In the note, the analysts laid out the bull and bear cases for the stock.

They wrote that bulls would argue that Meta’s topline outlook was nicely ahead of expectations and management commentary around the improving macroenvironment, traction on reels, new advertising product, and new consumer product Threads leave room for growth to sustain at 20% levels when exiting 2023.

“The company already talked up '24 operational expenditure (opex) and capex, removing one potential reason to stay on the sidelines [and] we got slightly more disclosure around GenAI product in the pipeline and more visibility into the September conference as an incremental positive catalyst,” they wrote.

They added that Meta’s multiples still looked too low at less than 17 times the UBS base case and 16 times their bull case EPS estimate, which is well below peers and the broader indices being the Nasdaq and the S&P 500.

“We see bulls expecting 15%/21% revenue growth in '23/'24E, 40% operating margins, implying $20.21 of '24E EPS, which on a 22 times multiple equates to $450 per share, or 41% upside from current price,” they wrote.

On the other hand, they wrote that bears would say that Meta’s year of efficiency is over, with higher capex expected in 2024 compared to 2023 driven by investments across its data centres and servers, likely the start of a new capex cycle around GenAI and the Metaverse.

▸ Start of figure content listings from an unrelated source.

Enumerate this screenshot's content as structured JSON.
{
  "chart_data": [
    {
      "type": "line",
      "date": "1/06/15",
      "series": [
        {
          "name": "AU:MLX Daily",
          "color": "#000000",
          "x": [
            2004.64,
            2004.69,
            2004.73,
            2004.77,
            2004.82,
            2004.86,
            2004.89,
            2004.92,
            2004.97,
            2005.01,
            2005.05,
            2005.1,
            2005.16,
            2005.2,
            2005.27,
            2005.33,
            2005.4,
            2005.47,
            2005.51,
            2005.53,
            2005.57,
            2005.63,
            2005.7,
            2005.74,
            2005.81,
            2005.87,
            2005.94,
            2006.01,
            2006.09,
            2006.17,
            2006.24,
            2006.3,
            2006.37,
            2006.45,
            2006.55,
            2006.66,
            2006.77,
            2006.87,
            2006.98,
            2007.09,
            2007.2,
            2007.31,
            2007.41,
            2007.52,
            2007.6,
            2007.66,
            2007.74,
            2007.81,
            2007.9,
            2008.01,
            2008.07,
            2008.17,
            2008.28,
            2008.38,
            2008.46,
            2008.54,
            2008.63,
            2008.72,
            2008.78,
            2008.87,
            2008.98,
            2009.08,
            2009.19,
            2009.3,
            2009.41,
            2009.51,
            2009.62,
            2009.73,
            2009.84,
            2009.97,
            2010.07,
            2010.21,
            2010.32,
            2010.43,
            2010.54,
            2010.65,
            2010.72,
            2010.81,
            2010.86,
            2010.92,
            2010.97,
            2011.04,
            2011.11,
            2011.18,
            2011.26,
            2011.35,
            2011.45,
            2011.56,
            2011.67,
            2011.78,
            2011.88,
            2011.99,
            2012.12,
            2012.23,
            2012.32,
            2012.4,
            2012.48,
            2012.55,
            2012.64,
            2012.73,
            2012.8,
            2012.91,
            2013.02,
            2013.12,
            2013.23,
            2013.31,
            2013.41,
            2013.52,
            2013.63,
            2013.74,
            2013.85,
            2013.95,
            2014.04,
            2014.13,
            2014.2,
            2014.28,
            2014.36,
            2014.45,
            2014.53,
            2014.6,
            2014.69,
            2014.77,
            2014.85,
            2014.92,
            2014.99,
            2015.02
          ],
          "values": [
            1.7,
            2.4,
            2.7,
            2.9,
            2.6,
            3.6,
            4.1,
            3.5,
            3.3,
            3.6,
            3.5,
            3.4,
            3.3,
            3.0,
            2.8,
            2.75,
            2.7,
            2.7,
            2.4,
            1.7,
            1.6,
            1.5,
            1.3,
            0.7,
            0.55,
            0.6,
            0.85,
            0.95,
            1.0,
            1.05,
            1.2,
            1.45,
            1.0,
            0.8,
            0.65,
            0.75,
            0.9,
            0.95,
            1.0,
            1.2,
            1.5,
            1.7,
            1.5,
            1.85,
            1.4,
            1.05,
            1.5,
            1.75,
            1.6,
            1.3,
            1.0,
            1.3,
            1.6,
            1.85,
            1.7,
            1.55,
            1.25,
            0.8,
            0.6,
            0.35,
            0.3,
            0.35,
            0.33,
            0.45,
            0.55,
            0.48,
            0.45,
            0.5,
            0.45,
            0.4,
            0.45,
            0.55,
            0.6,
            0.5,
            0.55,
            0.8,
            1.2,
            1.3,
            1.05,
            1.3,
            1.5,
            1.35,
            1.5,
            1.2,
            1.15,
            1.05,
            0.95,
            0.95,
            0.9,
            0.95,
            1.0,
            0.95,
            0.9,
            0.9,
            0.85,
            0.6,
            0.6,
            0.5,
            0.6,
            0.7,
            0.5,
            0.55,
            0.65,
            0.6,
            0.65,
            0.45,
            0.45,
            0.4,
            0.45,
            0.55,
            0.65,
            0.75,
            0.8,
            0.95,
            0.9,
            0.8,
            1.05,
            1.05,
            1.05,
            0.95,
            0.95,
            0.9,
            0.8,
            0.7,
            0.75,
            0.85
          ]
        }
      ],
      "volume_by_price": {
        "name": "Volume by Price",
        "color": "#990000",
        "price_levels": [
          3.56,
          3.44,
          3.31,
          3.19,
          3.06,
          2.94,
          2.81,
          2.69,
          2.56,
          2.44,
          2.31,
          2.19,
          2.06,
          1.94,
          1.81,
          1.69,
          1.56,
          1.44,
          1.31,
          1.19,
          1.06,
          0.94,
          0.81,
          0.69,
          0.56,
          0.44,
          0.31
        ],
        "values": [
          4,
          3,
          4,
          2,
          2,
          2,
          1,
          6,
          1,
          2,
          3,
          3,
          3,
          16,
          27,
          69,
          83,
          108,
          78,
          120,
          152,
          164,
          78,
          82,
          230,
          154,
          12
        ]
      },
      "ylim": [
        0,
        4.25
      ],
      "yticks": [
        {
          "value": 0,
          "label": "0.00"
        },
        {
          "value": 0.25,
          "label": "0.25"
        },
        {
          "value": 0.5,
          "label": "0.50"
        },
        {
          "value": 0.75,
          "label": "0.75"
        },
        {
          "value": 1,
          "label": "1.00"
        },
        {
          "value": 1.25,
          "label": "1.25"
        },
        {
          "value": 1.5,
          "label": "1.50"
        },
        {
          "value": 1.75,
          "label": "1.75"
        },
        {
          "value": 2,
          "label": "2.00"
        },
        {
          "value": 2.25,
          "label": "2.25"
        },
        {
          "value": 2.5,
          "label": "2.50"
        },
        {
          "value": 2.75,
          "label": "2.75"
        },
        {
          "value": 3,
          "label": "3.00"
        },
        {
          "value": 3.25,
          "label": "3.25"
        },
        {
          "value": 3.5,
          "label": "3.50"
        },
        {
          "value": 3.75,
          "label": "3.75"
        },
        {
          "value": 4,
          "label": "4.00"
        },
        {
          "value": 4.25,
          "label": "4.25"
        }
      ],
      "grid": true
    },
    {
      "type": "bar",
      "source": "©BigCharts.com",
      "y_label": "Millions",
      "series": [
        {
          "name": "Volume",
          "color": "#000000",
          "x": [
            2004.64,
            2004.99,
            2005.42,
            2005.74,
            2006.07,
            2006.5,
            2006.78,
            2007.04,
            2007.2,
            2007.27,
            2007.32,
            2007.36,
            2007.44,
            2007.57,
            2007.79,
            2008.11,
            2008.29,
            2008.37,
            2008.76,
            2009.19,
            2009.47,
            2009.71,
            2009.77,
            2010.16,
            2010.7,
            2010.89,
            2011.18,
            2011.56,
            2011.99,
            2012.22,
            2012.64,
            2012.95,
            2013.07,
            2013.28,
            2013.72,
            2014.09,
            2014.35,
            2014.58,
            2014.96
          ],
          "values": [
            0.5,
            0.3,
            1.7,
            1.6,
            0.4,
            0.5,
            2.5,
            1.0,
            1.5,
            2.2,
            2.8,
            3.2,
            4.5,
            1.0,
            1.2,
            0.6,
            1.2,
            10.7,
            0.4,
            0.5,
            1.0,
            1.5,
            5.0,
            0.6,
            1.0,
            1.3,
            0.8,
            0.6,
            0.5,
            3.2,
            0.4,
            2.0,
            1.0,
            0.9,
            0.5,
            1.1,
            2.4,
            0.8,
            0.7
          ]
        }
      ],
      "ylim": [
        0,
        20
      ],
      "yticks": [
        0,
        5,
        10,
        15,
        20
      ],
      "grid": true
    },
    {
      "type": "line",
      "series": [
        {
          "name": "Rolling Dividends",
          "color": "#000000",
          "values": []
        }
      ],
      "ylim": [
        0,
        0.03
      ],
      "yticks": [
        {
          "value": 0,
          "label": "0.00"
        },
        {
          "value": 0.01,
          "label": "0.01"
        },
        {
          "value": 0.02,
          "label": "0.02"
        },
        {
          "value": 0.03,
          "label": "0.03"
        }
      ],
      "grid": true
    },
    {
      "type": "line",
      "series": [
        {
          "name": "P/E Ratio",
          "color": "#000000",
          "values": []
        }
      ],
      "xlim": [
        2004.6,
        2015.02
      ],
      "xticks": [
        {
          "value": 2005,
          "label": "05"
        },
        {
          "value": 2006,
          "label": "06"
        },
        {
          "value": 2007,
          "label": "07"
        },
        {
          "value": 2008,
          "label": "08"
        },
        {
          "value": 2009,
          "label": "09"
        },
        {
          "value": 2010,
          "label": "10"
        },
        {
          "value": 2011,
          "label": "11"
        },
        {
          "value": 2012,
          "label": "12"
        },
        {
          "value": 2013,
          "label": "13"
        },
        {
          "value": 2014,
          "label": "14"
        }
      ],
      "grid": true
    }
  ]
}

“[There will be a] higher cost base in '24 as a result of resumption in hiring, more expensive heads, and running a larger infrastructure footprint, with potential for the formal guidance next quarter to move costs higher [and] an uptick in investment around the Metaverse with deep skepticism around return on invested capital here,” they wrote.

On Threads, the analysts said bears would argue that the product was not fully fleshed out and there remains uncertainty around how scaling it will impact Meta’s broader ecosystem.

“We see bears expecting 12%/12% revenue growth in '23/'24E, 34% operating margins, implying $15.40 of '24E EPS, which on 16 times multiple equates to $250 per share or 22% downside from the current price,” the analysts wrote.

Meta shares had added 5.6% at US$315.36 on Thursday afternoon.